In turn, the Institute of World Economy and International Relations (IMEMO), of the Russian Academy of Sciences, predicts that Russia will continue providing economic assistance to Belarus conditional on deeper integration within the Union State. Last month, President Vladimir Putin indicated this intention in his annual address to the Federal Assembly, advocating closer cooperation in foreign policy and the economy (Kremlin.ru, February 20). However, IMEMO’s analysts believe that Belarusian President Alyaksandr Lukashenka will seek to slow down integration processes with Russia. He will apply a balancing strategy in foreign policy to neutralize Russia’s influence and further develop relations with other world powers, beginning with the US, EU and China (Imemo.ru, January 25).
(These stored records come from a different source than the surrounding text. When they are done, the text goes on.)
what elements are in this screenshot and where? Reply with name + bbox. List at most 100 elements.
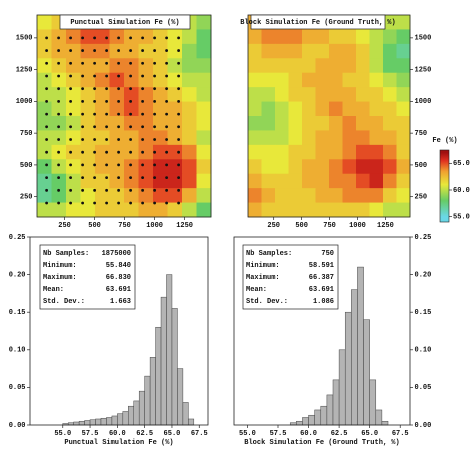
x-tick-label: 57.5 (270, 430, 287, 438)
stats-value: 63.691 (309, 286, 334, 294)
sample-point (165, 125, 169, 129)
heat-cell (196, 43, 212, 59)
sample-point (69, 125, 72, 129)
x-axis-label: Punctual Simulation Fe (%) (64, 439, 173, 447)
heat-cell (37, 130, 52, 146)
sample-point (129, 87, 133, 91)
stats-label: Std. Dev.: (246, 298, 288, 306)
sample-point (141, 201, 145, 205)
heat-cell (80, 159, 96, 175)
colorbar-tick-label: 55.0 (453, 214, 470, 222)
heat-cell (138, 202, 154, 218)
heat-cell (138, 130, 154, 146)
heat-cell (37, 15, 52, 30)
heat-cell (356, 188, 370, 203)
heat-cell (315, 43, 330, 59)
heat-cell (248, 116, 262, 131)
sample-point (165, 87, 169, 91)
heat-cell (248, 101, 262, 117)
heat-cell (153, 130, 168, 146)
sample-point (105, 87, 108, 91)
bar (122, 411, 129, 426)
heat-cell (302, 116, 316, 131)
sample-point (93, 138, 96, 141)
heat-cell (153, 202, 168, 218)
sample-point (141, 188, 145, 192)
bar (73, 421, 80, 426)
heat-cell (369, 188, 384, 203)
heat-cell (66, 188, 81, 203)
heat-cell (356, 159, 370, 175)
stats-value: 58.591 (309, 262, 334, 270)
sample-point (57, 201, 60, 205)
sample-point (81, 36, 84, 40)
x-tick-label: 60.0 (109, 430, 126, 438)
stats-box (242, 244, 339, 310)
heat-cell (167, 101, 183, 117)
heat-cell (261, 58, 276, 74)
heat-cell (396, 144, 411, 160)
sample-point (105, 99, 108, 103)
sample-point (141, 125, 145, 129)
stats-label: Minimum: (43, 262, 77, 270)
stats-label: Maximum: (43, 274, 77, 282)
heat-cell (196, 159, 212, 175)
sample-point (57, 125, 60, 129)
heat-cell (66, 144, 81, 160)
sample-point (57, 112, 60, 116)
sample-point (45, 150, 48, 154)
heat-cell (138, 159, 154, 175)
heat-cell (153, 159, 168, 175)
heat-cell (383, 159, 397, 175)
bar (314, 409, 322, 426)
heat-cell (369, 43, 384, 59)
heat-cell (66, 173, 81, 189)
heat-cell (51, 116, 67, 131)
sample-point (81, 201, 84, 205)
heat-cell (37, 87, 52, 102)
bar (155, 326, 162, 426)
heat-cell (124, 72, 139, 88)
heat-cell (182, 159, 197, 175)
y-tick-label: 0.25 (9, 234, 26, 242)
heat-cell (109, 58, 125, 74)
sample-point (105, 61, 108, 65)
heat-cell (167, 159, 183, 175)
chart-title: Punctual Simulation Fe (%) (70, 19, 179, 27)
heat-cell (342, 144, 357, 160)
heat-cell (95, 43, 110, 59)
heat-cell (275, 43, 289, 59)
heat-cell (356, 87, 370, 102)
x-axis-label: Block Simulation Fe (Ground Truth, %) (244, 439, 399, 447)
heat-cell (182, 116, 197, 131)
heat-cell (51, 159, 67, 175)
sample-point (117, 176, 120, 180)
heat-cell (315, 116, 330, 131)
sample-point (45, 36, 48, 40)
heat-cell (37, 202, 52, 218)
x-tick-label: 62.5 (331, 430, 348, 438)
heat-cell (261, 43, 276, 59)
sample-point (117, 49, 120, 52)
sample-point (153, 163, 157, 167)
sample-point (57, 87, 60, 91)
heat-cell (196, 58, 212, 74)
sample-point (45, 176, 48, 180)
heat-cell (182, 87, 197, 102)
sample-point (57, 49, 60, 52)
heat-cell (342, 188, 357, 203)
y-tick-label: 0.15 (9, 309, 26, 317)
heat-cell (124, 101, 139, 117)
heat-cell (329, 202, 343, 218)
heat-cell (356, 58, 370, 74)
sample-point (177, 61, 181, 65)
heat-cell (342, 43, 357, 59)
heat-cell (396, 29, 411, 45)
sample-point (69, 150, 72, 154)
sample-point (105, 112, 108, 116)
heat-cell (153, 29, 168, 45)
bar (375, 409, 383, 426)
heat-cell (356, 144, 370, 160)
sample-point (69, 176, 72, 180)
sample-point (129, 125, 133, 129)
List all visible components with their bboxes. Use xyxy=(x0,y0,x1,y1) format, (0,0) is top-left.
Acknowledging that President Lukashenka will not accept the Kremlin’s “integration ultimatum” (see EDM, October 1, 2018; December 12, 2018; January 14, 15, 2019), some Russian security analysts have already proposed a contingency plan that details how to tackle both Minsk’s reluctance toward deeper integration and increasing Western influence. In mid-2018, the Center for Military-Political Studies at MGIMO University, co-founded by the Russian air-defense maker Almaz-Antey, published its report “The World in the 21st Century: a Forecast for the Development of the International Situation by Countries and Regions.” In order to prevent a Belarusian withdrawal from Russia’s sphere of influence, the report openly advocates for either regime change, replacing Lukashenka with a more pro-Russian politician, or even a Crimea-like annexation scenario by 2025 (Eurasian defence.ru, Ukros.ru, June 1, 2018).
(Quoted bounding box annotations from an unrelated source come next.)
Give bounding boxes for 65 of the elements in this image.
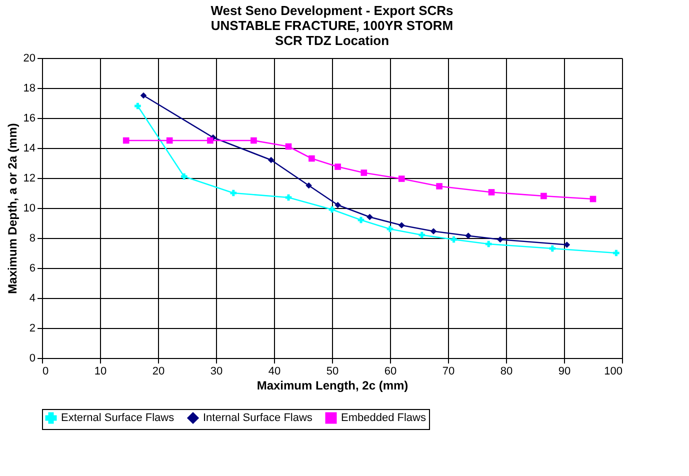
y-tick-label: 16: [23, 112, 36, 124]
y-tick-label: 8: [29, 232, 36, 244]
x-tick-label: 40: [268, 366, 281, 378]
point: [166, 137, 173, 144]
x-tick-label: 30: [210, 366, 223, 378]
x-tick-label: 10: [94, 366, 107, 378]
point: [430, 228, 437, 234]
text: West Seno Development - Export SCRs: [210, 3, 454, 18]
text: UNSTABLE FRACTURE, 100YR STORM: [210, 18, 454, 33]
y-tick-label: 14: [23, 142, 36, 154]
y-tick-label: 20: [23, 52, 36, 64]
point: [590, 196, 596, 202]
point: [250, 137, 257, 144]
point: [497, 236, 504, 243]
point: [180, 173, 188, 180]
y-tick-label: 10: [23, 202, 36, 214]
x-tick-label: 80: [500, 366, 513, 378]
y-tick-label: 4: [29, 292, 36, 304]
point: [418, 232, 426, 238]
point: [285, 194, 292, 201]
x-tick-label: 100: [604, 366, 622, 378]
y-tick-label: 12: [23, 172, 36, 184]
point: [386, 226, 394, 232]
y-tick-label: 0: [29, 352, 36, 364]
x-tick-label: 70: [442, 366, 455, 378]
legend-label: Embedded Flaws: [341, 412, 426, 424]
point: [334, 164, 341, 170]
point: [122, 137, 130, 144]
legend-label: Internal Surface Flaws: [203, 412, 313, 424]
x-tick-label: 20: [152, 366, 165, 378]
point: [268, 156, 274, 164]
point: [436, 183, 442, 190]
x-tick-label: 50: [326, 366, 339, 378]
point: [366, 214, 373, 220]
x-axis-title: Maximum Length, 2c (mm): [256, 378, 408, 392]
point: [328, 206, 336, 213]
point: [540, 192, 547, 200]
point: [398, 222, 405, 228]
point: [306, 182, 312, 189]
point: [564, 242, 570, 248]
point: [134, 102, 141, 110]
x-tick-label: 90: [558, 366, 571, 378]
point: [207, 137, 214, 144]
y-tick-label: 2: [29, 322, 36, 334]
point: [230, 190, 237, 196]
y-tick-label: 6: [29, 262, 36, 274]
point: [398, 176, 405, 182]
point: [334, 202, 341, 208]
point: [488, 189, 495, 196]
point: [360, 170, 368, 176]
point: [308, 155, 315, 162]
point: [485, 240, 492, 248]
y-tick-label: 18: [23, 82, 36, 94]
point: [549, 245, 556, 252]
point: [140, 92, 147, 99]
text: SCR TDZ Location: [274, 33, 390, 48]
y-axis-title: Maximum Depth, a or 2a (mm): [5, 123, 20, 294]
point: [465, 232, 472, 239]
point: [358, 216, 364, 224]
point: [285, 143, 292, 150]
point: [450, 236, 457, 243]
legend-label: External Surface Flaws: [61, 412, 175, 424]
x-tick-label: 0: [42, 366, 49, 378]
point: [613, 250, 620, 256]
x-tick-label: 60: [384, 366, 397, 378]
Some evidence exists that the Kremlin has already prepared a possible military intervention plan. In 2016, Moscow started transferring troops to the Belarusian border (RBC, June 2, 2016), establishing the 144th Motorized Rifle Division (headquartered in Yelnya, Smolensk region). This division is subordinated to the 20th Combined Army, redeployed mainly near the border with Ukraine to support fighting in Donbas. However, one of its regiments is stationed in Klintsy, Bryansk region, 40 kilometers from the Belarusian border, and a second one is located in Yelnya, Smolensk region, 90 km from the border; in front of two main Belarusian railway hubs—Orsha and Gomel. These motorized units could well be used in a potential crisis intervention, under the guise of a “joint anti-terrorist operation.” Judging by the scenarios of the 2015 military drills Interaction (Odkb-csto.org, August 20, 25, 2015) and Slavic Brotherhood (see EDM, September 9, 2015), developed by the General Staff of the Russian Armed Forces, the Kremlin may be considering the option of deploying troops to Belarus in response to local Maidan-like unrest to stabilize the situation and restore constitutional order. Yet, despite the above-cited warnings of Russian think tanks and intelligence services, in the current geopolitical environment it is actually the West that is more interested than Russia in preserving the status quo in Belarus, even at the cost of forestalling democratic transformations. For the West, of main importance is that Minsk commits to, at least, a neutral position and does not pose a security threat to Western countries, thus containing Russia’s aggressive modus operandi.

No evidence suggests Lukashenka will voluntarily give up Belarus’s independence and sovereignty; hence growing pressure from the Kremlin will likely push Minsk to further diversify its foreign policy and economic ties with the West and China. But this swinging pendulum of Belarusian foreign policy threatens to feed the Kremlin’s phobias, provoking new tensions that could lead to coercive scenarios.

Judging by current expert debates and intelligence assessments, Moscow is considering several options for Belarus. The first option is increasing full-spectrum pressure in order to gain strategic concessions that undermine Belarusian independence and push deeper economic, political and military integration with Russia. If unsuccessful, the second option is regime change via forced power transition or a coup, à la Montenegro. The third option is a military intervention similar to Crimea or Donbas, although, under current conditions, this is the least probable scenario. Nonetheless, it could remain relevant if the Kremlin believes it is irreversibly losing Belarus.